Aside from SWAT, however, local businesses know how to keep spring breakers happy. According to Sheehy, guests at the popular hotel are given free “Party Shark” cards, which scores them free access to certain bars and clubs, discounts on food and a complimentary breakfast every morning.
Sgt. Troy Stirling, who has been with the Lake Havasu Police Department for 18 years, said the influx of spring breakers has always been pretty steady, but SWAT brought the “known element” — officializing the party scene and helping the city prepare by gauging how many visitors they will expect during a given season.
“[SWAT] seems to be pretty organized [and] have a number of activities for kids,” Stirling said. [SWAT enables young people] to come out here and stay occupied [and they] do a good job of maintaining the large number of students they bring in.”

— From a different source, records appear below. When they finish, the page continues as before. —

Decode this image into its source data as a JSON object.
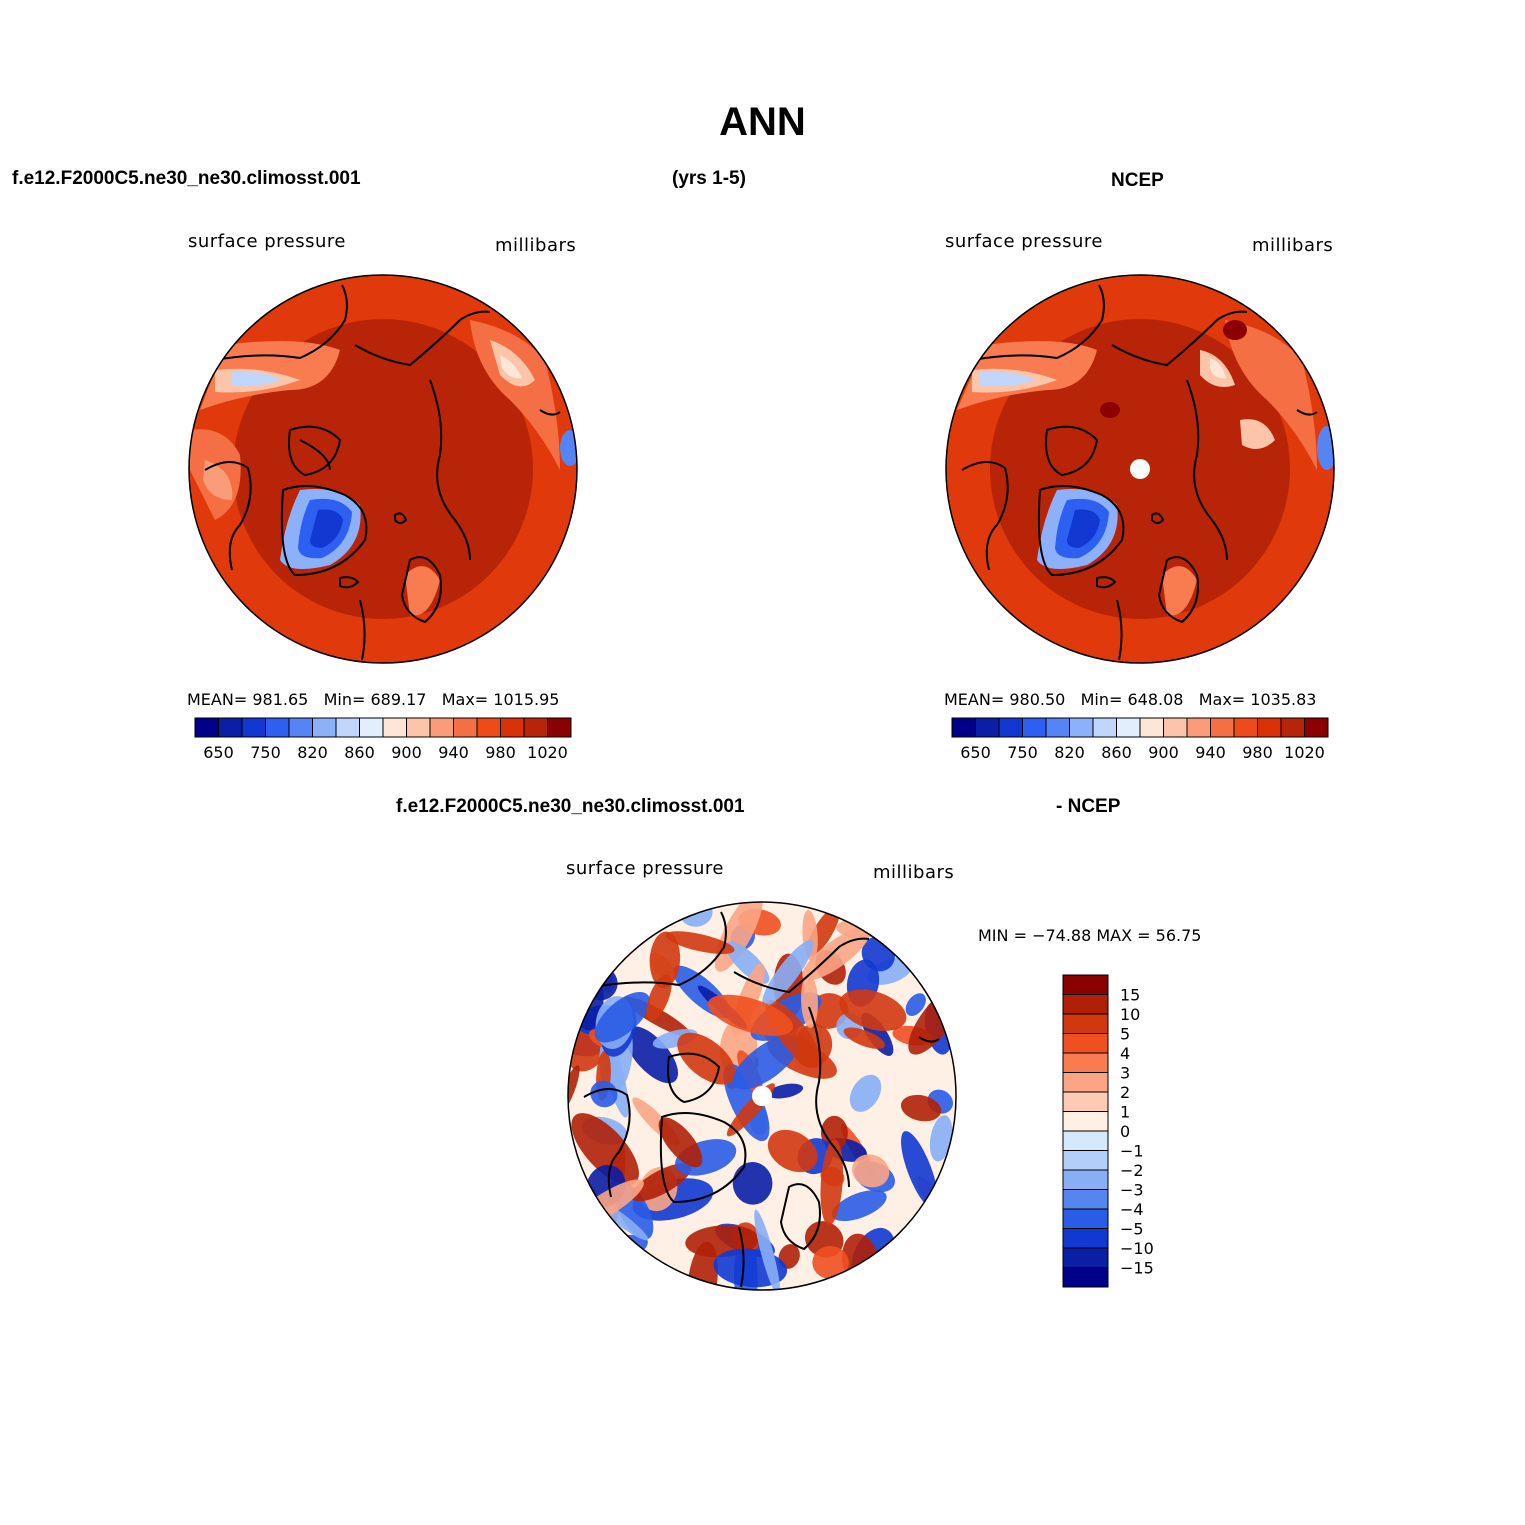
{
  "title": "ANN",
  "top_left_header": "f.e12.F2000C5.ne30_ne30.climosst.001",
  "top_center_header": "(yrs 1-5)",
  "top_right_header": "NCEP",
  "bottom_header_left": "f.e12.F2000C5.ne30_ne30.climosst.001",
  "bottom_header_right": "- NCEP",
  "panels": [
    {
      "variable": "surface pressure",
      "units": "millibars",
      "mean_label": "MEAN=",
      "mean": "981.65",
      "min_label": "Min=",
      "min": "689.17",
      "max_label": "Max=",
      "max": "1015.95"
    },
    {
      "variable": "surface pressure",
      "units": "millibars",
      "mean_label": "MEAN=",
      "mean": "980.50",
      "min_label": "Min=",
      "min": "648.08",
      "max_label": "Max=",
      "max": "1035.83"
    },
    {
      "variable": "surface pressure",
      "units": "millibars",
      "minmax_text": "MIN = −74.88  MAX =   56.75"
    }
  ],
  "abs_colorbar": {
    "colors": [
      "#00008b",
      "#0a1fa8",
      "#1238d2",
      "#2d5ff0",
      "#5585f5",
      "#8cb0fa",
      "#c0d6fc",
      "#e2eefc",
      "#fde6d6",
      "#fcc4a8",
      "#fa9c78",
      "#f56f44",
      "#ee4a1a",
      "#d93208",
      "#b82408",
      "#8b0000"
    ],
    "tick_labels": [
      "650",
      "750",
      "820",
      "860",
      "900",
      "940",
      "980",
      "1020"
    ]
  },
  "diff_colorbar": {
    "colors": [
      "#8b0000",
      "#b02008",
      "#d23810",
      "#f05020",
      "#f87c50",
      "#fba585",
      "#fdcbb4",
      "#fef0e4",
      "#d6e8fc",
      "#b3cff9",
      "#88aef4",
      "#5586ef",
      "#2a5ce6",
      "#1238d2",
      "#0a1ea6",
      "#00008b"
    ],
    "tick_labels": [
      "15",
      "10",
      "5",
      "4",
      "3",
      "2",
      "1",
      "0",
      "−1",
      "−2",
      "−3",
      "−4",
      "−5",
      "−10",
      "−15"
    ]
  }
}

Stirling said that if there are any complaints, they directly contact event organizers to appease grouches about music volume and other such issues.
“What’s good about SWAT management is that they work really well with us,” Stirling said.
Stirling said that Lake Havasu City embraces spring breakers because they fuel its economy.
“That’s what we base our livelihood off of out here,” Stirling said. “For us in the community, it’s the start of our summer visitors so it kind of kicks off.”
Although the city is accustomed to the high volume of tourism, what is spring break without a little chaos?
Stirling said that over the years the LHCPD has incorporated a special assignment unit with a sergeant and a few other officers to patrol the channel area, watching out for people dangerously crossing the channel, getting in fights or violating boating laws. Officers on this special unit may stay up into the wee hours of the morning in the downtown areas once the sun sets, and for this reason they are often paid overtime.
According to Stirling, last weekend, which ended SWAT’s second week of spring break events, saw 125 arrests, 21 of which were of individuals associated with SWAT.
“To date, the number one arrest has been minor consumption of alcohol … for some reason or another they have contact with police,” Stirling said. “There are multiple [other] reasons, [such as] arguments or fights that bring police into contact with them, then we find they’re underage and have been drinking.”
Stirling advises spring breakers to be smart, and stick in groups — a drunken wandering has never done anyone any good.